Perhaps that is too broad a statement; but all authorities are to the effect that trustees of a religious society may acquire title to property by adverse possession. Deepwater Ry. Co. v. Honaker, Trustee, 66 W. Va. 136, 66 S.E. 104, 27 L.R.A. (N.S.) 388.

We may note a few other authorities which support generally conclusions reached:

In Baptist Church at Lancaster v. Presbyterian Church, 57 Ky. (18 B. Mon.) 635, a lot of ground was given and dedicated "to and for the use of the general public as a burying ground, and to and for the use of all religious denominations professing the Christian faith — Roman Catholics and Shakers excepted." A church was erected thereon by public subscriptions and used and claimed by different sects for many years. Subsequently, a few years before the institution of the suit, the Presbyterian, Baptist, and Christian denominations provided themselves with houses of worship and voluntarily abandoned and ceased to use the old building. It was held as to the three denominations mentioned: "Their voluntary abandonment of the house in contest was an implied, though unequivocal renunciation of their right to its use, and operated as effectually to divest the right they had acquired, under the original donation, as if such renunciation had been expressed in the most solemn form. As to them the purposes of the trust had been accomplished, for the time being." And further held that the Methodist Episcopal Church, South, which had no separate place of worship, was entitled to the use of the church and to enforce a compliance with the object of the dedication and trust.

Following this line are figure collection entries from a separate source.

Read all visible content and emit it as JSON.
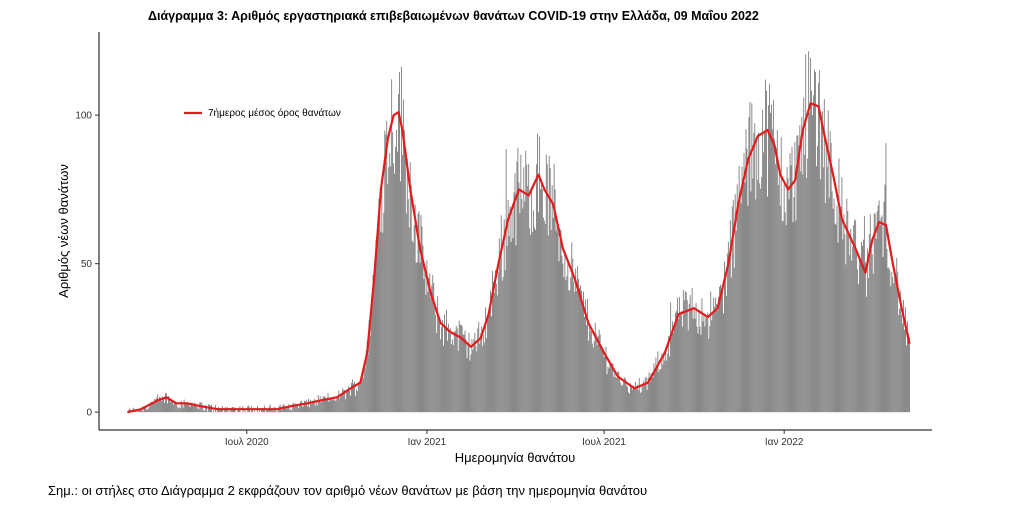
{
  "title": "Διάγραμμα 3: Αριθμός εργαστηριακά επιβεβαιωμένων θανάτων COVID-19 στην Ελλάδα, 09 Μαΐου 2022",
  "note": "Σημ.: οι στήλες στο Διάγραμμα 2 εκφράζουν τον αριθμό νέων θανάτων με βάση την ημερομηνία θανάτου",
  "colors": {
    "bars": "#7f7f7f",
    "line": "#e41a1c"
  },
  "chart_data": {
    "type": "bar",
    "xlabel": "Ημερομηνία θανάτου",
    "ylabel": "Αριθμός νέων θανάτων",
    "x_start": "2020-03-01",
    "x_end": "2022-05-09",
    "xlim": [
      "2020-02-01",
      "2022-06-01"
    ],
    "ylim": [
      -6,
      128
    ],
    "yticks": [
      0,
      50,
      100
    ],
    "xticks": [
      {
        "date": "2020-07-01",
        "label": "Ιουλ 2020"
      },
      {
        "date": "2021-01-01",
        "label": "Ιαν 2021"
      },
      {
        "date": "2021-07-01",
        "label": "Ιουλ 2021"
      },
      {
        "date": "2022-01-01",
        "label": "Ιαν 2022"
      }
    ],
    "legend": {
      "position": "top-left",
      "entries": [
        "7ήμερος μέσος όρος θανάτων"
      ]
    },
    "series": [
      {
        "name": "7ήμερος μέσος όρος θανάτων",
        "kind": "line",
        "points": [
          [
            "2020-03-01",
            0
          ],
          [
            "2020-03-15",
            1
          ],
          [
            "2020-04-01",
            4
          ],
          [
            "2020-04-10",
            5
          ],
          [
            "2020-04-20",
            3
          ],
          [
            "2020-05-01",
            3
          ],
          [
            "2020-05-15",
            2
          ],
          [
            "2020-06-01",
            1
          ],
          [
            "2020-06-15",
            1
          ],
          [
            "2020-07-01",
            1
          ],
          [
            "2020-07-15",
            1
          ],
          [
            "2020-08-01",
            1
          ],
          [
            "2020-08-15",
            2
          ],
          [
            "2020-09-01",
            3
          ],
          [
            "2020-09-15",
            4
          ],
          [
            "2020-10-01",
            5
          ],
          [
            "2020-10-15",
            8
          ],
          [
            "2020-10-25",
            10
          ],
          [
            "2020-11-01",
            20
          ],
          [
            "2020-11-08",
            45
          ],
          [
            "2020-11-15",
            75
          ],
          [
            "2020-11-22",
            92
          ],
          [
            "2020-11-28",
            100
          ],
          [
            "2020-12-03",
            101
          ],
          [
            "2020-12-07",
            95
          ],
          [
            "2020-12-15",
            75
          ],
          [
            "2020-12-25",
            55
          ],
          [
            "2021-01-05",
            40
          ],
          [
            "2021-01-15",
            30
          ],
          [
            "2021-01-25",
            27
          ],
          [
            "2021-02-05",
            25
          ],
          [
            "2021-02-15",
            22
          ],
          [
            "2021-02-25",
            25
          ],
          [
            "2021-03-05",
            33
          ],
          [
            "2021-03-15",
            50
          ],
          [
            "2021-03-25",
            65
          ],
          [
            "2021-04-05",
            75
          ],
          [
            "2021-04-15",
            73
          ],
          [
            "2021-04-25",
            80
          ],
          [
            "2021-05-01",
            75
          ],
          [
            "2021-05-10",
            70
          ],
          [
            "2021-05-20",
            55
          ],
          [
            "2021-06-01",
            45
          ],
          [
            "2021-06-15",
            30
          ],
          [
            "2021-07-01",
            20
          ],
          [
            "2021-07-15",
            12
          ],
          [
            "2021-08-01",
            8
          ],
          [
            "2021-08-15",
            10
          ],
          [
            "2021-09-01",
            20
          ],
          [
            "2021-09-15",
            33
          ],
          [
            "2021-10-01",
            35
          ],
          [
            "2021-10-15",
            32
          ],
          [
            "2021-10-25",
            35
          ],
          [
            "2021-11-05",
            50
          ],
          [
            "2021-11-15",
            70
          ],
          [
            "2021-11-25",
            85
          ],
          [
            "2021-12-05",
            93
          ],
          [
            "2021-12-15",
            95
          ],
          [
            "2021-12-22",
            90
          ],
          [
            "2021-12-28",
            80
          ],
          [
            "2022-01-05",
            75
          ],
          [
            "2022-01-12",
            78
          ],
          [
            "2022-01-20",
            95
          ],
          [
            "2022-01-28",
            104
          ],
          [
            "2022-02-05",
            103
          ],
          [
            "2022-02-10",
            95
          ],
          [
            "2022-02-20",
            80
          ],
          [
            "2022-03-01",
            65
          ],
          [
            "2022-03-15",
            55
          ],
          [
            "2022-03-25",
            47
          ],
          [
            "2022-04-01",
            58
          ],
          [
            "2022-04-08",
            64
          ],
          [
            "2022-04-15",
            63
          ],
          [
            "2022-04-22",
            50
          ],
          [
            "2022-05-01",
            35
          ],
          [
            "2022-05-09",
            23
          ]
        ]
      }
    ]
  }
}
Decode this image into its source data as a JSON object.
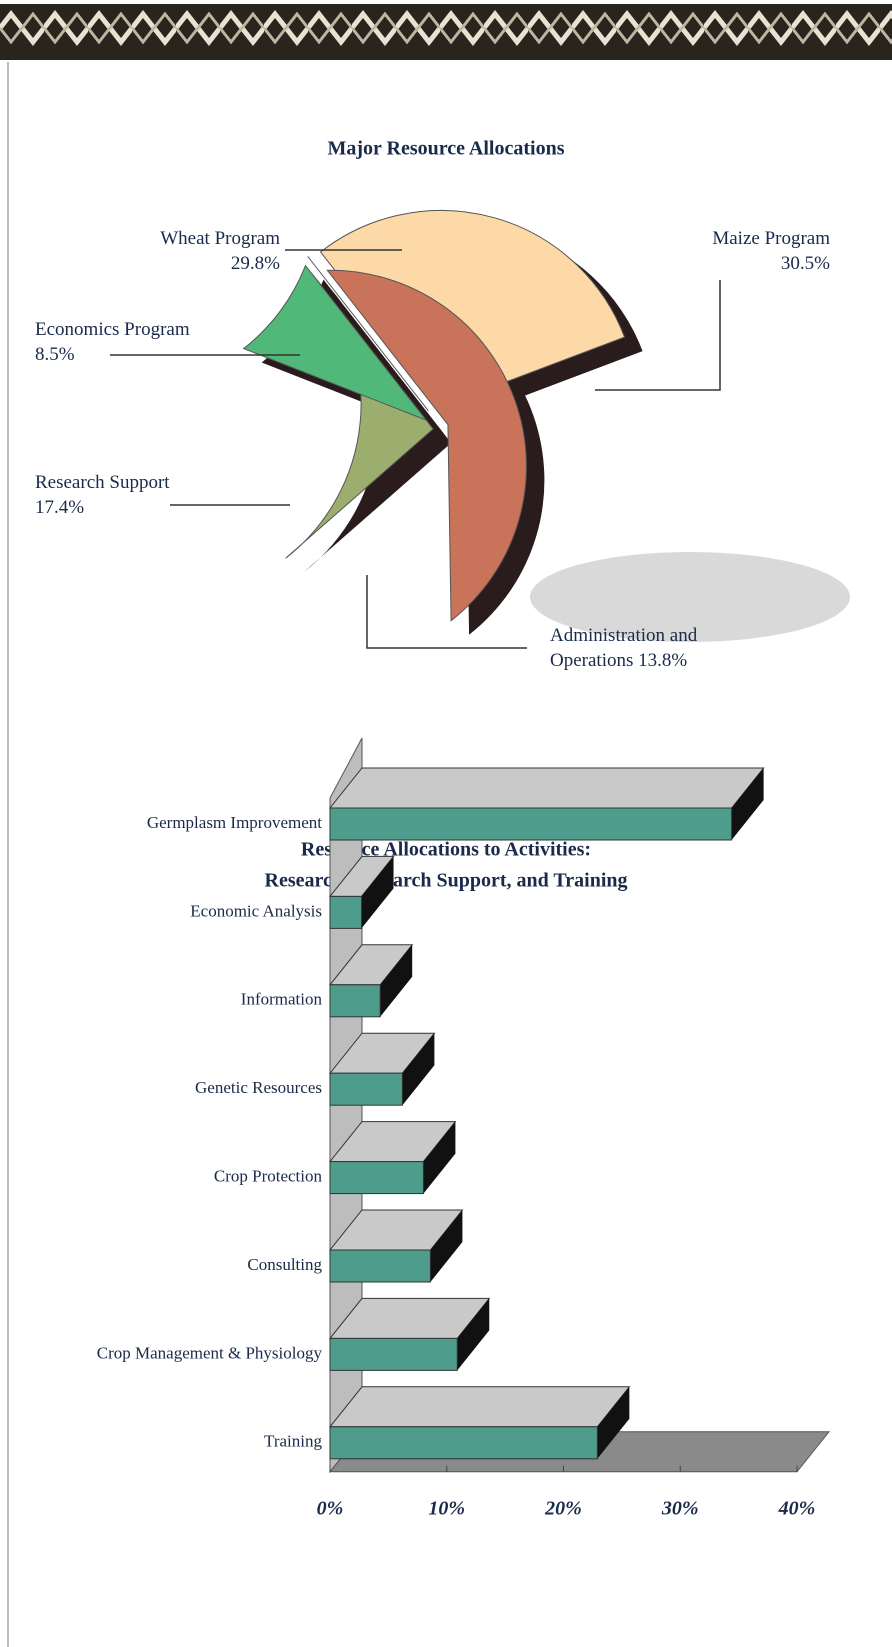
{
  "chart_data": [
    {
      "type": "pie",
      "title": "Major Resource Allocations",
      "categories": [
        "Wheat Program",
        "Maize Program",
        "Administration and Operations",
        "Research Support",
        "Economics Program"
      ],
      "values": [
        29.8,
        30.5,
        13.8,
        17.4,
        8.5
      ],
      "value_labels": [
        "29.8%",
        "30.5%",
        "13.8%",
        "17.4%",
        "8.5%"
      ],
      "colors": [
        "#fcd9a6",
        "#c9735a",
        "#9bae6e",
        "#50b879",
        "#c97c5e"
      ]
    },
    {
      "type": "bar",
      "orientation": "horizontal",
      "title": "Resource Allocations to Activities:",
      "subtitle": "Research, Research Support, and Training",
      "categories": [
        "Germplasm Improvement",
        "Economic Analysis",
        "Information",
        "Genetic Resources",
        "Crop Protection",
        "Consulting",
        "Crop Management & Physiology",
        "Training"
      ],
      "values": [
        34.4,
        2.7,
        4.3,
        6.2,
        8.0,
        8.6,
        10.9,
        22.9
      ],
      "color": "#4e9c8c",
      "xlim": [
        0,
        40
      ],
      "xticks": [
        {
          "value": 0,
          "label": "0%"
        },
        {
          "value": 10,
          "label": "10%"
        },
        {
          "value": 20,
          "label": "20%"
        },
        {
          "value": 30,
          "label": "30%"
        },
        {
          "value": 40,
          "label": "40%"
        }
      ]
    }
  ]
}
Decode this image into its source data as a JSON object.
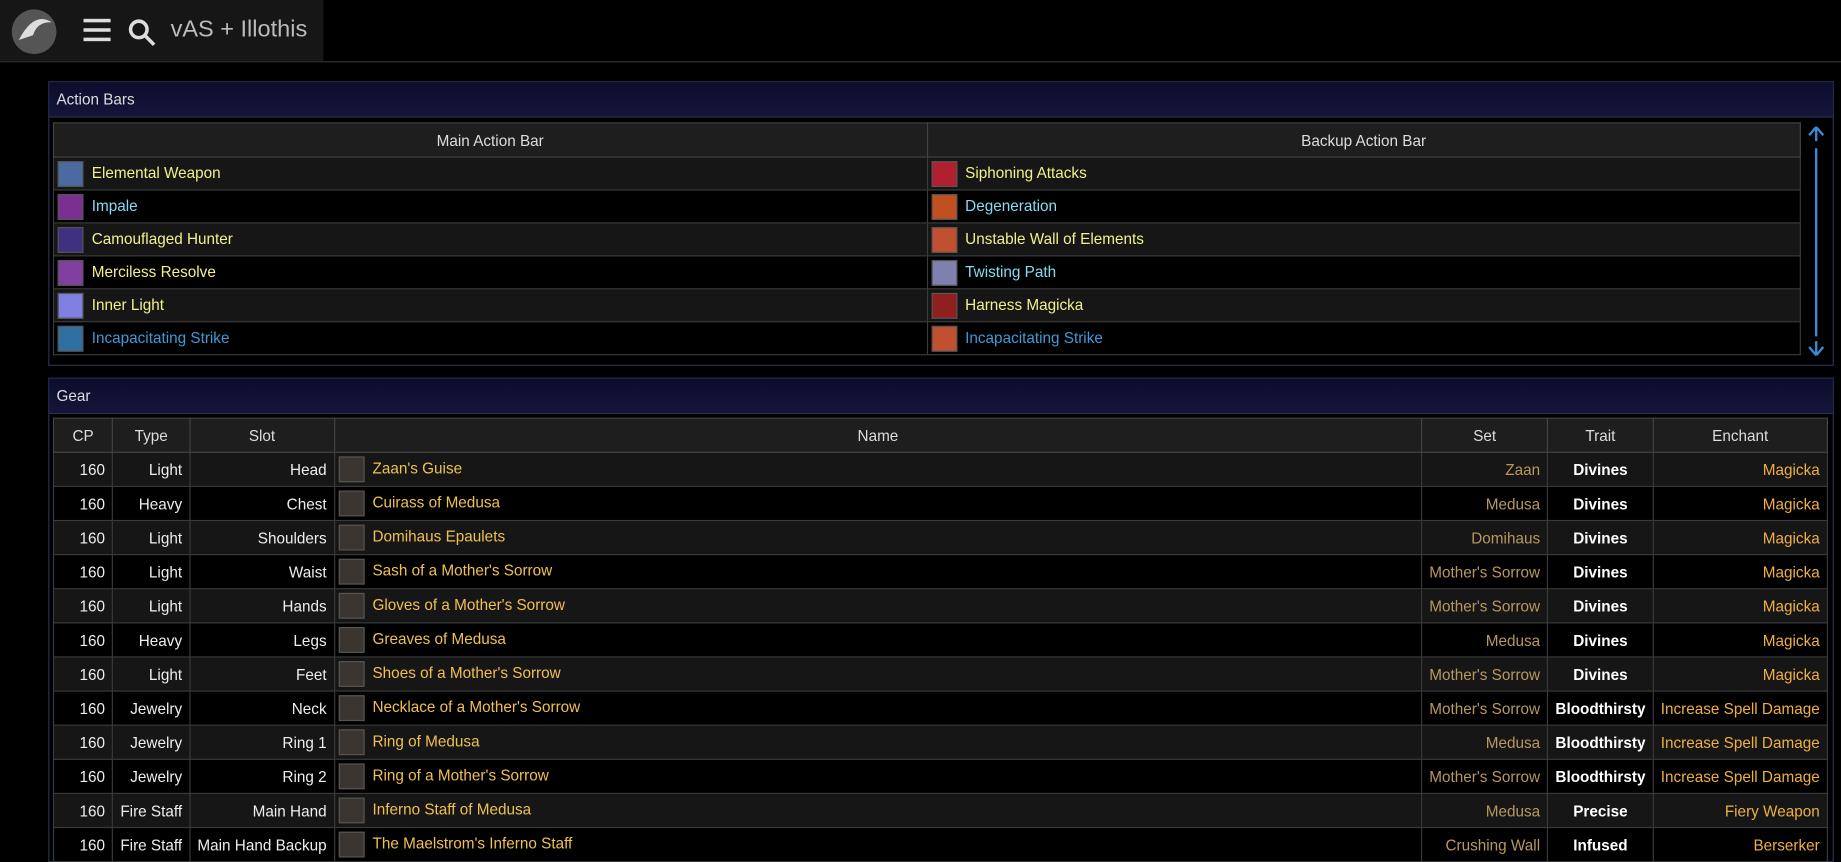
{
  "header": {
    "title": "vAS + Illothis"
  },
  "action_bars": {
    "title": "Action Bars",
    "columns": [
      "Main Action Bar",
      "Backup Action Bar"
    ],
    "rows": [
      [
        {
          "name": "Elemental Weapon",
          "color": "#f2f28a"
        },
        {
          "name": "Siphoning Attacks",
          "color": "#f2f28a"
        }
      ],
      [
        {
          "name": "Impale",
          "color": "#86dcf2"
        },
        {
          "name": "Degeneration",
          "color": "#86dcf2"
        }
      ],
      [
        {
          "name": "Camouflaged Hunter",
          "color": "#f2f28a"
        },
        {
          "name": "Unstable Wall of Elements",
          "color": "#f2f28a"
        }
      ],
      [
        {
          "name": "Merciless Resolve",
          "color": "#f2f28a"
        },
        {
          "name": "Twisting Path",
          "color": "#86dcf2"
        }
      ],
      [
        {
          "name": "Inner Light",
          "color": "#f2f28a"
        },
        {
          "name": "Harness Magicka",
          "color": "#f2f28a"
        }
      ],
      [
        {
          "name": "Incapacitating Strike",
          "color": "#3f9ad6"
        },
        {
          "name": "Incapacitating Strike",
          "color": "#3f9ad6"
        }
      ]
    ]
  },
  "gear": {
    "title": "Gear",
    "columns": [
      "CP",
      "Type",
      "Slot",
      "Name",
      "Set",
      "Trait",
      "Enchant"
    ],
    "rows": [
      [
        "160",
        "Light",
        "Head",
        "Zaan's Guise",
        "Zaan",
        "Divines",
        "Magicka"
      ],
      [
        "160",
        "Heavy",
        "Chest",
        "Cuirass of Medusa",
        "Medusa",
        "Divines",
        "Magicka"
      ],
      [
        "160",
        "Light",
        "Shoulders",
        "Domihaus Epaulets",
        "Domihaus",
        "Divines",
        "Magicka"
      ],
      [
        "160",
        "Light",
        "Waist",
        "Sash of a Mother's Sorrow",
        "Mother's Sorrow",
        "Divines",
        "Magicka"
      ],
      [
        "160",
        "Light",
        "Hands",
        "Gloves of a Mother's Sorrow",
        "Mother's Sorrow",
        "Divines",
        "Magicka"
      ],
      [
        "160",
        "Heavy",
        "Legs",
        "Greaves of Medusa",
        "Medusa",
        "Divines",
        "Magicka"
      ],
      [
        "160",
        "Light",
        "Feet",
        "Shoes of a Mother's Sorrow",
        "Mother's Sorrow",
        "Divines",
        "Magicka"
      ],
      [
        "160",
        "Jewelry",
        "Neck",
        "Necklace of a Mother's Sorrow",
        "Mother's Sorrow",
        "Bloodthirsty",
        "Increase Spell Damage"
      ],
      [
        "160",
        "Jewelry",
        "Ring 1",
        "Ring of Medusa",
        "Medusa",
        "Bloodthirsty",
        "Increase Spell Damage"
      ],
      [
        "160",
        "Jewelry",
        "Ring 2",
        "Ring of a Mother's Sorrow",
        "Mother's Sorrow",
        "Bloodthirsty",
        "Increase Spell Damage"
      ],
      [
        "160",
        "Fire Staff",
        "Main Hand",
        "Inferno Staff of Medusa",
        "Medusa",
        "Precise",
        "Fiery Weapon"
      ],
      [
        "160",
        "Fire Staff",
        "Main Hand Backup",
        "The Maelstrom's Inferno Staff",
        "Crushing Wall",
        "Infused",
        "Berserker"
      ]
    ]
  }
}
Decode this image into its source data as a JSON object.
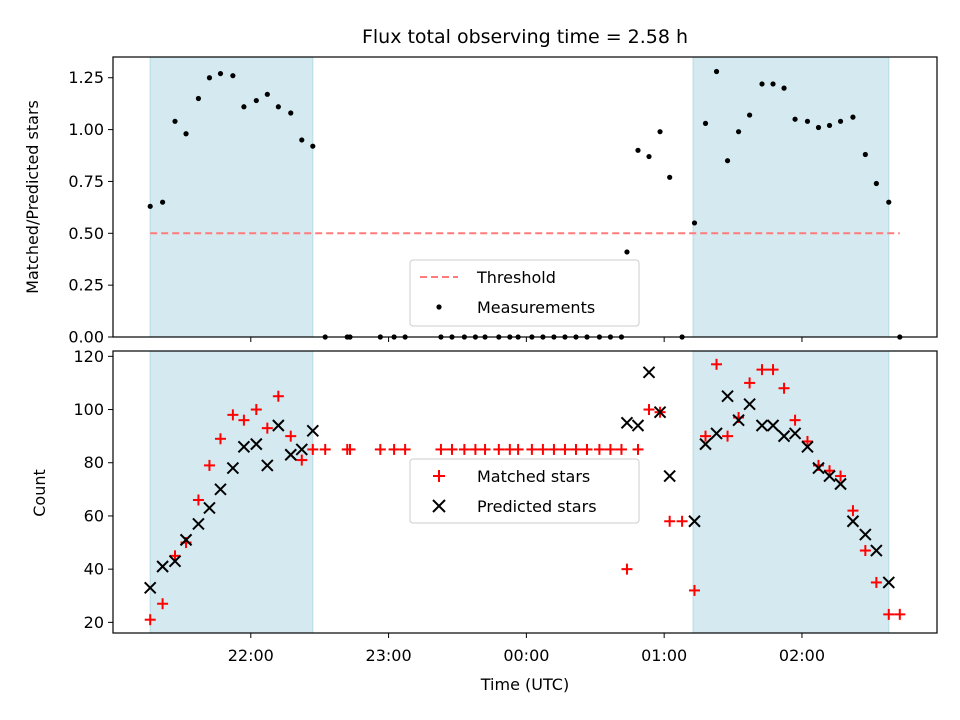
{
  "chart_data": {
    "type": "scatter",
    "title": "Flux total observing time = 2.58 h",
    "x_label": "Time (UTC)",
    "x_ticks": [
      {
        "t": 22.0,
        "label": "22:00"
      },
      {
        "t": 23.0,
        "label": "23:00"
      },
      {
        "t": 24.0,
        "label": "00:00"
      },
      {
        "t": 25.0,
        "label": "01:00"
      },
      {
        "t": 26.0,
        "label": "02:00"
      }
    ],
    "x_range_hours": [
      21.0,
      26.98
    ],
    "observing_windows_hours": [
      [
        21.27,
        22.45
      ],
      [
        25.21,
        26.63
      ]
    ],
    "window_color": "#d4eaf0",
    "panels": [
      {
        "id": "ratio",
        "ylabel": "Matched/Predicted stars",
        "ylim": [
          0,
          1.35
        ],
        "y_ticks": [
          "0.00",
          "0.25",
          "0.50",
          "0.75",
          "1.00",
          "1.25"
        ],
        "threshold": {
          "label": "Threshold",
          "value": 0.5,
          "color": "#ff7a7a"
        },
        "series": [
          {
            "name": "Measurements",
            "marker": "dot",
            "color": "#000000",
            "x": [
              21.27,
              21.36,
              21.45,
              21.53,
              21.62,
              21.7,
              21.78,
              21.87,
              21.95,
              22.04,
              22.12,
              22.2,
              22.29,
              22.37,
              22.45,
              22.54,
              22.7,
              22.72,
              22.94,
              23.04,
              23.12,
              23.38,
              23.46,
              23.55,
              23.63,
              23.7,
              23.8,
              23.88,
              23.94,
              24.04,
              24.12,
              24.2,
              24.28,
              24.36,
              24.44,
              24.53,
              24.61,
              24.69,
              24.73,
              24.81,
              24.89,
              24.97,
              25.04,
              25.13,
              25.22,
              25.3,
              25.38,
              25.46,
              25.54,
              25.62,
              25.71,
              25.79,
              25.87,
              25.95,
              26.04,
              26.12,
              26.2,
              26.28,
              26.37,
              26.46,
              26.54,
              26.63,
              26.71
            ],
            "y": [
              0.63,
              0.65,
              1.04,
              0.98,
              1.15,
              1.25,
              1.27,
              1.26,
              1.11,
              1.14,
              1.17,
              1.11,
              1.08,
              0.95,
              0.92,
              0,
              0,
              0,
              0,
              0,
              0,
              0,
              0,
              0,
              0,
              0,
              0,
              0,
              0,
              0,
              0,
              0,
              0,
              0,
              0,
              0,
              0,
              0,
              0.41,
              0.9,
              0.87,
              0.99,
              0.77,
              0,
              0.55,
              1.03,
              1.28,
              0.85,
              0.99,
              1.07,
              1.22,
              1.22,
              1.2,
              1.05,
              1.04,
              1.01,
              1.02,
              1.04,
              1.06,
              0.88,
              0.74,
              0.65,
              0
            ]
          }
        ]
      },
      {
        "id": "counts",
        "ylabel": "Count",
        "ylim": [
          16,
          122
        ],
        "y_ticks": [
          "20",
          "40",
          "60",
          "80",
          "100",
          "120"
        ],
        "series": [
          {
            "name": "Matched stars",
            "marker": "plus",
            "color": "#ff0000",
            "x": [
              21.27,
              21.36,
              21.45,
              21.53,
              21.62,
              21.7,
              21.78,
              21.87,
              21.95,
              22.04,
              22.12,
              22.2,
              22.29,
              22.37,
              22.45,
              22.54,
              22.7,
              22.72,
              22.94,
              23.04,
              23.12,
              23.38,
              23.46,
              23.55,
              23.63,
              23.7,
              23.8,
              23.88,
              23.94,
              24.04,
              24.12,
              24.2,
              24.28,
              24.36,
              24.44,
              24.53,
              24.61,
              24.69,
              24.73,
              24.81,
              24.89,
              24.97,
              25.04,
              25.13,
              25.22,
              25.3,
              25.38,
              25.46,
              25.54,
              25.62,
              25.71,
              25.79,
              25.87,
              25.95,
              26.04,
              26.12,
              26.2,
              26.28,
              26.37,
              26.46,
              26.54,
              26.63,
              26.71
            ],
            "y": [
              21,
              27,
              45,
              50,
              66,
              79,
              89,
              98,
              96,
              100,
              93,
              105,
              90,
              81,
              85,
              85,
              85,
              85,
              85,
              85,
              85,
              85,
              85,
              85,
              85,
              85,
              85,
              85,
              85,
              85,
              85,
              85,
              85,
              85,
              85,
              85,
              85,
              85,
              40,
              85,
              100,
              99,
              58,
              58,
              32,
              90,
              117,
              90,
              97,
              110,
              115,
              115,
              108,
              96,
              88,
              79,
              77,
              75,
              62,
              47,
              35,
              23,
              23
            ]
          },
          {
            "name": "Predicted stars",
            "marker": "x",
            "color": "#000000",
            "x": [
              21.27,
              21.36,
              21.45,
              21.53,
              21.62,
              21.7,
              21.78,
              21.87,
              21.95,
              22.04,
              22.12,
              22.2,
              22.29,
              22.37,
              22.45,
              24.73,
              24.81,
              24.89,
              24.97,
              25.04,
              25.22,
              25.3,
              25.38,
              25.46,
              25.54,
              25.62,
              25.71,
              25.79,
              25.87,
              25.95,
              26.04,
              26.12,
              26.2,
              26.28,
              26.37,
              26.46,
              26.54,
              26.63
            ],
            "y": [
              33,
              41,
              43,
              51,
              57,
              63,
              70,
              78,
              86,
              87,
              79,
              94,
              83,
              85,
              92,
              95,
              94,
              114,
              99,
              75,
              58,
              87,
              91,
              105,
              96,
              102,
              94,
              94,
              90,
              91,
              86,
              78,
              75,
              72,
              58,
              53,
              47,
              35
            ]
          }
        ]
      }
    ],
    "legend_position": "lower center"
  }
}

In Singleton v. Trustees School District No. 34, 10 S.W. 793, 10 Ky. Law Rep. 851, where trustees of a school claimed title through adverse possession from the time of a parol dedication, the acceptance of which was shown by the building of a schoolhouse on the lot and its use for school purposes continuously thereafter, it was held that the use of the premises for such length of time each year as school was taught should be regarded as actual, continuous, and adverse possession so as to give it title. *Page 156

In some phases of this case the opinion in City of Franklin v. St. Mary's Roman Catholic Church, 188 Ky. 161,221 S.W. 503, is in point. In 1870 the city of Franklin acquired a twenty-acre tract for use as a cemetery. Six acres were separated by a roadway and set apart for a Catholic cemetery, although no deed thereto was executed to the Catholic authorities. In time only a small part of this had been so used, while the Protestant cemetery, occupying the remainder, had nearly filled up and it was the purpose to use a part of the six acres as an addition thereto. It appears that the space then occupied in the Catholic portion by burial lots was less than an acre and that not as much as two acres would ever be needed for the burial of the adherents to that church. The remainder of this portion at different times had been rented out by the Catholic people for the purpose of keeping it clean of weeds. They claimed the entire six acres through adverse possession. While it did not appear that they had ever asserted title to the land through speeches and talk, that was held immaterial, since the doctrine of adverse possession rests on the acts and conduct of the claimant and not on his oral assertions, although they are regarded as competent evidence on the issue. Such was the affirmative conduct of the school authorities in the case at bar. It was also declared in the opinion that where the owner of land (assimilated to the Methodist Church here) permits another to enter upon and take actual possession of and exercise actual ownership and control over the property in the open and public manner in which the Catholic Church did in that case (and the school board in the instant case), it will give to such person the right to hold the same under the doctrine of adverse possession.

In this case it is clear that both parties openly and publicly used the lot jointly one with the other. They both had it in actual physical possession except that part upon which the buildings rested and that alone was used exclusively by the school. While it is held that two persons claiming title may not be in constructive possession at the same time [Everidge v. Martin, 164 Ky. 497, 175 S.W. 1004; Moren v. Houston, 222 Ky. 785, 2 S.W.2d 667], that rule does not apply to an actual physical occupancy of the property. Irvine v. Irvine, 89 S.W. 193, 28 Ky. Law Rep. 262; Burns v. Dillon, 226 Ky. 82,9 S.W.2d 1095. *Page 157

As to the small portion of the lot occupied by the new school building, it is admitted that the church authorities stood by and, without manifesting any objection, permitted its erection on the lot and thereby tacitly consented to its exclusive occupancy. We think the manifestations of the school authorities then and before that time were amply sufficient to put the church on notice of their claim of right. He who is silent when he should speak will not be heard when he would speak, is an ancient and wholesome doctrine. The equities of the case do not authorize a restoration of that part to the joint occupancy. Alexander v. Woodford Spring Lake Fishing Co.,90 Ky. 215, 14 S.W. 80, 12 Ky. Law Rep. 107; Finlayson v. Cuyuga Coal Coke Co., 173 Ky. 763, 191 S.W. 486.

The evidence that the occupancy by the school board of this lot was a permissive one on the part of the church is of negligible value — consisting merely of expressed opinions. Upon the point on which the case turns, there was no contrariety of evidence, and the court should have peremptorily instructed the jury accordingly.

The judgment on the cross-appeal is affirmed. On the direct appeal it is reversed and remanded for consistent proceedings.